SAP has admitted its TomorrowNow unit carried out "inappropriate downloads" of documents from its rival Oracle, but said SAP had not accessed the material.
SAP says it "regrets" the downloading incidents
Oracle is suing SAP, accusing it of hacking into its computer network and stealing vital product information.
In a written legal response to Oracle's claims of intellectual property theft, SAP said the downloaded material had stayed in TomorrowNow's systems.
SAP said changes had now been made to TomorrowNow's management.
"Even a single inappropriate download is unacceptable from my perspective. We regret very much that this occurred," SAP's chief executive Henning Kagerman said in a statement.
Oracle has claimed the German firm is guilty of "corporate theft on a grand scale" by gaining illegal access to one of its customer support websites.

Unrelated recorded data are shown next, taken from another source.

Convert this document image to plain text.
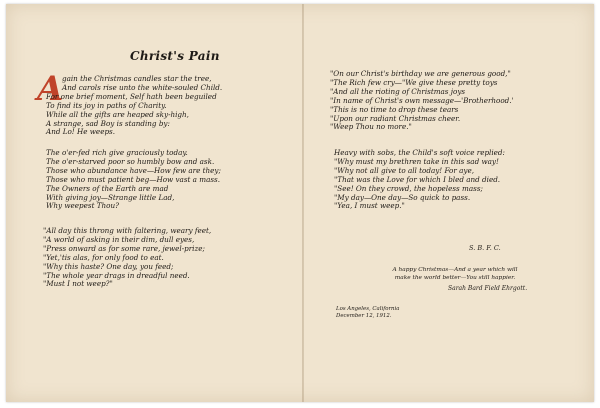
Christ's Pain
A
gain the Christmas candles star the tree,
And carols rise unto the white-souled Child.
For one brief moment, Self hath been beguiled
To find its joy in paths of Charity.
While all the gifts are heaped sky-high,
A strange, sad Boy is standing by:
And Lo! He weeps.
The o'er-fed rich give graciously today.
The o'er-starved poor so humbly bow and ask.
Those who abundance have—How few are they;
Those who must patient beg—How vast a mass.
The Owners of the Earth are mad
With giving joy—Strange little Lad,
Why weepest Thou?
"All day this throng with faltering, weary feet,
"A world of asking in their dim, dull eyes,
"Press onward as for some rare, jewel-prize;
"Yet,'tis alas, for only food to eat.
"Why this haste? One day, you feed;
"The whole year drags in dreadful need.
"Must I not weep?"
"On our Christ's birthday we are generous good,"
"The Rich few cry—"We give these pretty toys
"And all the rioting of Christmas joys
"In name of Christ's own message—'Brotherhood.'
"This is no time to drop these tears
"Upon our radiant Christmas cheer.
"Weep Thou no more."
Heavy with sobs, the Child's soft voice replied:
"Why must my brethren take in this sad way!
"Why not all give to all today! For aye,
"That was the Love for which I bled and died.
"See! On they crowd, the hopeless mass;
"My day—One day—So quick to pass.
"Yea, I must weep."
S. B. F. C.
A happy Christmas—And a year which will
make the world better—You still happier.
Sarah Bard Field Ehrgott.
Los Angeles, California
December 12, 1912.
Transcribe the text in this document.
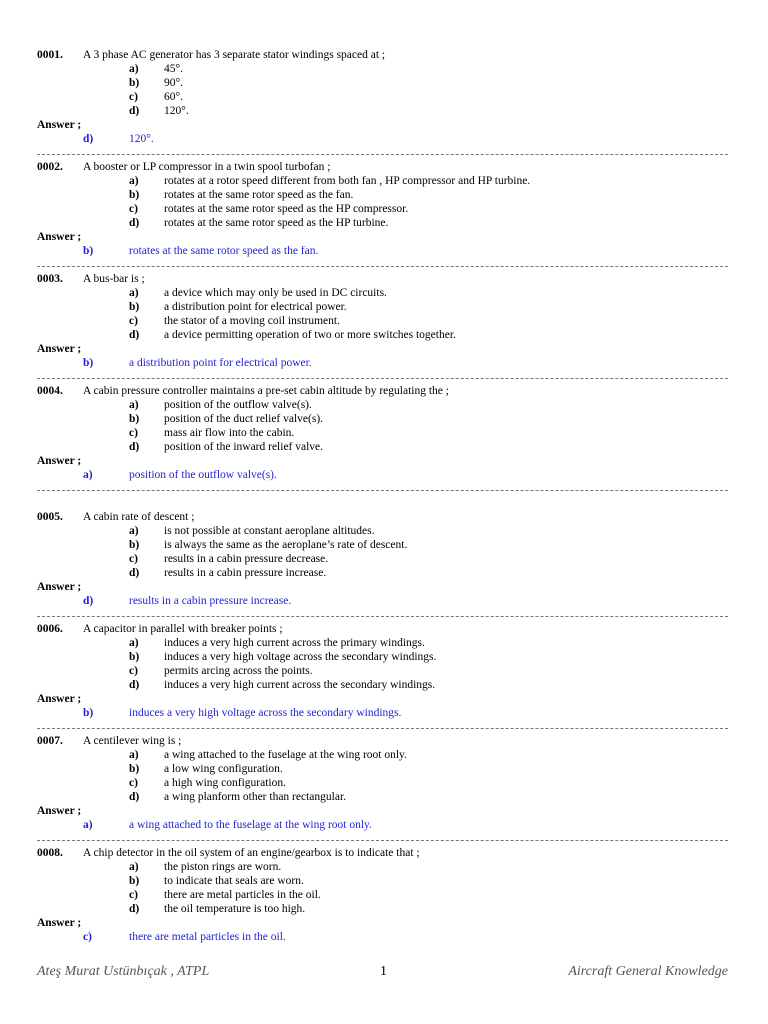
0001. A 3 phase AC generator has 3 separate stator windings spaced at ;
a) 45°.
b) 90°.
c) 60°.
d) 120°.
Answer ;
d)	120°.
0002. A booster or LP compressor in a twin spool turbofan ;
a) rotates at a rotor speed different from both fan , HP compressor and HP turbine.
b) rotates at the same rotor speed as the fan.
c) rotates at the same rotor speed as the HP compressor.
d) rotates at the same rotor speed as the HP turbine.
Answer ;
b)	rotates at the same rotor speed as the fan.
0003. A bus-bar is ;
a) a device which may only be used in DC circuits.
b) a distribution point for electrical power.
c) the stator of a moving coil instrument.
d) a device permitting operation of two or more switches together.
Answer ;
b)	a distribution point for electrical power.
0004. A cabin pressure controller maintains a pre-set cabin altitude by regulating the ;
a) position of the outflow valve(s).
b) position of the duct relief valve(s).
c) mass air flow into the cabin.
d) position of the inward relief valve.
Answer ;
a)	position of the outflow valve(s).
0005. A cabin rate of descent ;
a) is not possible at constant aeroplane altitudes.
b) is always the same as the aeroplane’s rate of descent.
c) results in a cabin pressure decrease.
d) results in a cabin pressure increase.
Answer ;
d)	results in a cabin pressure increase.
0006. A capacitor in parallel with breaker points ;
a) induces a very high current across the primary windings.
b) induces a very high voltage across the secondary windings.
c) permits arcing across the points.
d) induces a very high current across the secondary windings.
Answer ;
b)	induces a very high voltage across the secondary windings.
0007. A centilever wing is ;
a) a wing attached to the fuselage at the wing root only.
b) a low wing configuration.
c) a high wing configuration.
d) a wing planform other than rectangular.
Answer ;
a)	a wing attached to the fuselage at the wing root only.
0008. A chip detector in the oil system of an engine/gearbox is to indicate that ;
a) the piston rings are worn.
b) to indicate that seals are worn.
c) there are metal particles in the oil.
d) the oil temperature is too high.
Answer ;
c)	there are metal particles in the oil.
Ateş Murat Ustünbıçak , ATPL	1	Aircraft General Knowledge
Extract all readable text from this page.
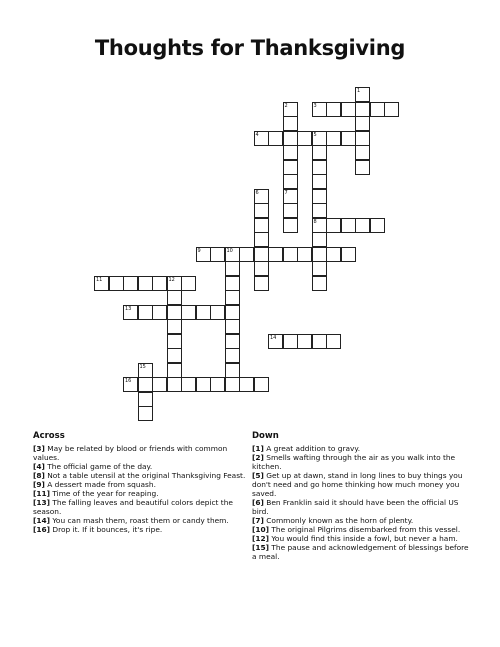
Thoughts for Thanksgiving
1
2
7
3
4	5
8
6
9	10
11	12
13
14
15
16
Across

[3] May be related by blood or friends with common values.

[4] The official game of the day.

[8] Not a table utensil at the original Thanksgiving Feast.

[9] A dessert made from squash.

[11] Time of the year for reaping.

[13] The falling leaves and beautiful colors depict the season.

[14] You can mash them, roast them or candy them.

[16] Drop it. If it bounces, it's ripe.

Down

[1] A great addition to gravy.

[2] Smells wafting through the air as you walk into the kitchen.

[5] Get up at dawn, stand in long lines to buy things you don't need and go home thinking how much money you saved.

[6] Ben Franklin said it should have been the official US bird.

[7] Commonly known as the horn of plenty.

[10] The original Pilgrims disembarked from this vessel.

[12] You would find this inside a fowl, but never a ham.

[15] The pause and acknowledgement of blessings before a meal.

Oracle and SAP compete in the business software sector, selling programs that help firms to run more efficiently.
Oracle's lawsuit claims that SAP resorted to illegal activity to maintain its leadership in the market for business applications software.
It alleges that staff at TomorrowNow, a firm bought by SAP in 2005, accessed Oracle's computer network last year and illegally downloaded a wide range of copyrighted software and other material.
The software was part of the Peoplesoft business that was bought by Oracle in 2005.
The Peoplesoft deal was one of a $20bn series of takeovers that Oracle has pulled off in the past three years, exerting greater pressure on market leader SAP.
Through its actions, TomorrowNow had assembled a "storehouse of stolen Oracle intellectual property", Oracle says.
"This theft appears to be an essential, and illegal, part of SAP's competitive strategy against Oracle," the complaint - lodged with a federal court in San Francisco - alleges.